Soft credit drawdown: Borrowers can go to Happy Money’s website and pre-qualify — check out potential rates and terms before committing to a loan — without affecting their credit score. Happy Money then makes a strong request for credit, which can lead to a temporary drop in the credit rating, if the loan offer is accepted.

Scientific assessments: Happy Money combines financial services with psychological counseling. Happy Money members have access to scientific personality and stress assessments, as well as insight into their cash flow (how much money is left after paying expenses). This desire to help consumers better understand their financial well-being is unique among lenders.

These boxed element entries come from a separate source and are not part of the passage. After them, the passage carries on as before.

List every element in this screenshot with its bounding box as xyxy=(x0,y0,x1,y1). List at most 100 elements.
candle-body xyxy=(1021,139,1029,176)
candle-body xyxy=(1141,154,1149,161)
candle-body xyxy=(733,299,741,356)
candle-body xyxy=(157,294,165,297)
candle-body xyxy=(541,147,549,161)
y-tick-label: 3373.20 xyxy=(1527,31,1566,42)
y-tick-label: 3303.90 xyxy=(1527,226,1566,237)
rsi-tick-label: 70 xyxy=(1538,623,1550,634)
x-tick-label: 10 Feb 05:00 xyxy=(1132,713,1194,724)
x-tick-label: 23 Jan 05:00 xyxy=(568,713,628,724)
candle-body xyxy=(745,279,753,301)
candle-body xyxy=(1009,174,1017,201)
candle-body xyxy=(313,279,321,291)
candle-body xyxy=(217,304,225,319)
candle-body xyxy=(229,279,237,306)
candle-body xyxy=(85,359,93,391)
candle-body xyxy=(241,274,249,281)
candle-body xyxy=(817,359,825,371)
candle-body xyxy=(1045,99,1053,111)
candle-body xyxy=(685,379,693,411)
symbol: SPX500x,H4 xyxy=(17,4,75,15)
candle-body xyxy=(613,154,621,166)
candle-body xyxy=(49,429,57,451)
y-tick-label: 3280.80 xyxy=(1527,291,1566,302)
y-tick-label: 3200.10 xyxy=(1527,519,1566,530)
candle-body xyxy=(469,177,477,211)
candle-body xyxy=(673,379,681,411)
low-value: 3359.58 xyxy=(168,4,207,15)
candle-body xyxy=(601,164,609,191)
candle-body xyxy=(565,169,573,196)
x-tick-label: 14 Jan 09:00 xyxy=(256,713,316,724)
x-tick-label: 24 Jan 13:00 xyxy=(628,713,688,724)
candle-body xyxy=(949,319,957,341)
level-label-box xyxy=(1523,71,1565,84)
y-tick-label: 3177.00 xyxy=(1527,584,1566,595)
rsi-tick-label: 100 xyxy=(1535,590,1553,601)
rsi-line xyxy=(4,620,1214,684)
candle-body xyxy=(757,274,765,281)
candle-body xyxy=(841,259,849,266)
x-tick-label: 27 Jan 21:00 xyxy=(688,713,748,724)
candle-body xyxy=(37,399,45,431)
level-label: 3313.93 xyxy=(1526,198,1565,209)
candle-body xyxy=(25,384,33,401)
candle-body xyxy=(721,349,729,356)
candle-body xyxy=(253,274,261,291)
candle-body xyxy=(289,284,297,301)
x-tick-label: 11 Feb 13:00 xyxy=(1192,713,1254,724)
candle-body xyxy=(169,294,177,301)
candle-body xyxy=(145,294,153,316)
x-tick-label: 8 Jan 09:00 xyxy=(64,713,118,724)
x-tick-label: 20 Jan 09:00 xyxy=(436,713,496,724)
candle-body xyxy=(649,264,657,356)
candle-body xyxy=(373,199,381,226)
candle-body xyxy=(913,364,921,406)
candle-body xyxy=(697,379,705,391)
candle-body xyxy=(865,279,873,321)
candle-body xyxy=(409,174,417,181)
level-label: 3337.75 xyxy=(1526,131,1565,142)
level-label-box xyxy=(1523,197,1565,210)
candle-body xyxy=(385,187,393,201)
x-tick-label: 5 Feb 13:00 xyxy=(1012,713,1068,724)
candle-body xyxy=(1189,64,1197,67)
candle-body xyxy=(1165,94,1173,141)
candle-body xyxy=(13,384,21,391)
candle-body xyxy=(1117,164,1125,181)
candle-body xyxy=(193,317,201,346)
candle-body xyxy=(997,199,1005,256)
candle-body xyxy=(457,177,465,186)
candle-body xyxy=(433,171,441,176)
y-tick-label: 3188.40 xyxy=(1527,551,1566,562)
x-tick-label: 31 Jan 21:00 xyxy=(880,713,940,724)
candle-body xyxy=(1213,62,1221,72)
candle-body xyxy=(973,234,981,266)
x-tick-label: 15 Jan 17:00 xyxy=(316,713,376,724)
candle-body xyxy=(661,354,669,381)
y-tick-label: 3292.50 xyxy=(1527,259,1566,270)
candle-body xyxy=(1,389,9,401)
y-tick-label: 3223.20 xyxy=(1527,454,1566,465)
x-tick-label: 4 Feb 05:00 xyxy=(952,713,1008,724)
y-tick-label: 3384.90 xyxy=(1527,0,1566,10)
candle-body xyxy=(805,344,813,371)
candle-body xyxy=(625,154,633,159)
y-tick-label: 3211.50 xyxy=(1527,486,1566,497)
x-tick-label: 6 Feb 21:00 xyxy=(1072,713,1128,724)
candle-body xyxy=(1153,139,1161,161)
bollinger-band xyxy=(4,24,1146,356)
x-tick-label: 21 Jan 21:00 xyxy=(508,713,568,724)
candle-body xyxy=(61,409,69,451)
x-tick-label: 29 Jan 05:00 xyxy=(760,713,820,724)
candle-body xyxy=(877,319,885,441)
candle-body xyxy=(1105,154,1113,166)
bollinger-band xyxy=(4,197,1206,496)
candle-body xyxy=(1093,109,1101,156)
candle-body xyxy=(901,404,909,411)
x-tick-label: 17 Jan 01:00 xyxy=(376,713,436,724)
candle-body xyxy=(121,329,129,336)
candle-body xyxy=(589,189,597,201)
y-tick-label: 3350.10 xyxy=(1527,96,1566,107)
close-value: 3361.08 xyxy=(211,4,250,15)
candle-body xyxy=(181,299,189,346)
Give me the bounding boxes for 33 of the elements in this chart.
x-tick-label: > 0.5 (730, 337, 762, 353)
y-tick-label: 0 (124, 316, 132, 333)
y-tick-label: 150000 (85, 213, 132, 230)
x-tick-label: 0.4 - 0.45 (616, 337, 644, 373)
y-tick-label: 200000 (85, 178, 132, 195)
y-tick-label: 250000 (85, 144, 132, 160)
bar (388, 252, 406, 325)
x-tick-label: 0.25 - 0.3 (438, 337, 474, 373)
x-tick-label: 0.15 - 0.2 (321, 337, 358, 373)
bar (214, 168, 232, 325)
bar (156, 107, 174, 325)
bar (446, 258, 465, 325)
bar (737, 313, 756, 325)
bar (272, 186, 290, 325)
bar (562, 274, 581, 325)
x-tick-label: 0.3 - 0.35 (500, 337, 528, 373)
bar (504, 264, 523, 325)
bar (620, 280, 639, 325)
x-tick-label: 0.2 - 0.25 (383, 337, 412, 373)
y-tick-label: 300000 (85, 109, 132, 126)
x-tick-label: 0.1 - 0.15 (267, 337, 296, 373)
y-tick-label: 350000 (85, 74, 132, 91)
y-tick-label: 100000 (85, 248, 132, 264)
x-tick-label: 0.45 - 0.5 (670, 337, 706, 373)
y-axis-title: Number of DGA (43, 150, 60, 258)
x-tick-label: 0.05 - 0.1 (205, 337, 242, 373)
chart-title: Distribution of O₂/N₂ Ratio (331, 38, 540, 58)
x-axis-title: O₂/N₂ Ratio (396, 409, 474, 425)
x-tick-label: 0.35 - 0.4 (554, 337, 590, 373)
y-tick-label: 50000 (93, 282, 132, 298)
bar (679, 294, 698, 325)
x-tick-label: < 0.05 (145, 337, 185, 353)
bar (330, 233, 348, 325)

Non-members can also sign up for a free six-week email series called Peace, which helps subscribers deal with financial stress.

Where Happy Money falls short

Moderate funding time: If same-day or next-day funding for a debt consolidation loan is a priority, there are other lenders to consider. However, Happy Money’s two-day funding time is still decent compared to some competitors.

May charge setup fee: Happy Money may charge an origination fee of up to 5%. These fees are taken from the total amount of the loan when the loan is issued. Although these are the only fees charged by Happy Money, some lenders do not charge any fees, including origination fees.

No rate reduction for automatic payment: Unlike other lenders, Happy Money does not offer a rate reduction for setting up automatic payments. This discount typically ranges from 0.25 to 0.5 percentage points and can lower the overall cost of your loan.

No co-signed, joint or guaranteed loan options: Happy Money only offers unsecured debt consolidation loans, which means borrowers don’t have the option to submit a joint application, add a co-signer, or secure the loan with collateral to qualify. a better rate or a larger loan.

How to Qualify for a Happy Money Loan

  • Minimum credit score: 600; the average borrower is 710.

  • Minimum credit history: Three years.

  • At least two open accounts on the credit report.

  • Minimum monthly free cash flow: $750; borrower’s average is $2,000.

  • No debt ratio requirement, but the average borrower is 40%.

  • Zero credit defaults.

  • Must be able to provide verification of income.

  • No bankruptcy filed in the past two years.

  • Must provide social security number.

Loan example: A loan of $10,000 over three years with an APR of 20.5% would cost $374 in monthly payments. You would pay $3,471 in total interest on this loan.

Pre-qualify on NerdWallet

NerdWallet recommends comparing loans to find the best rate for you. Click the button below to pre-qualify on NerdWallet. You can receive personalized rates from several lenders that partner with us, including Happy Money. Pre-qualification will not affect your credit.

Apply on Happy Money

You can fill out an application on the Happy Money website. After entering some personal information, you will be presented with loan options for which you are pre-qualified. Checking your rates does not affect your credit score.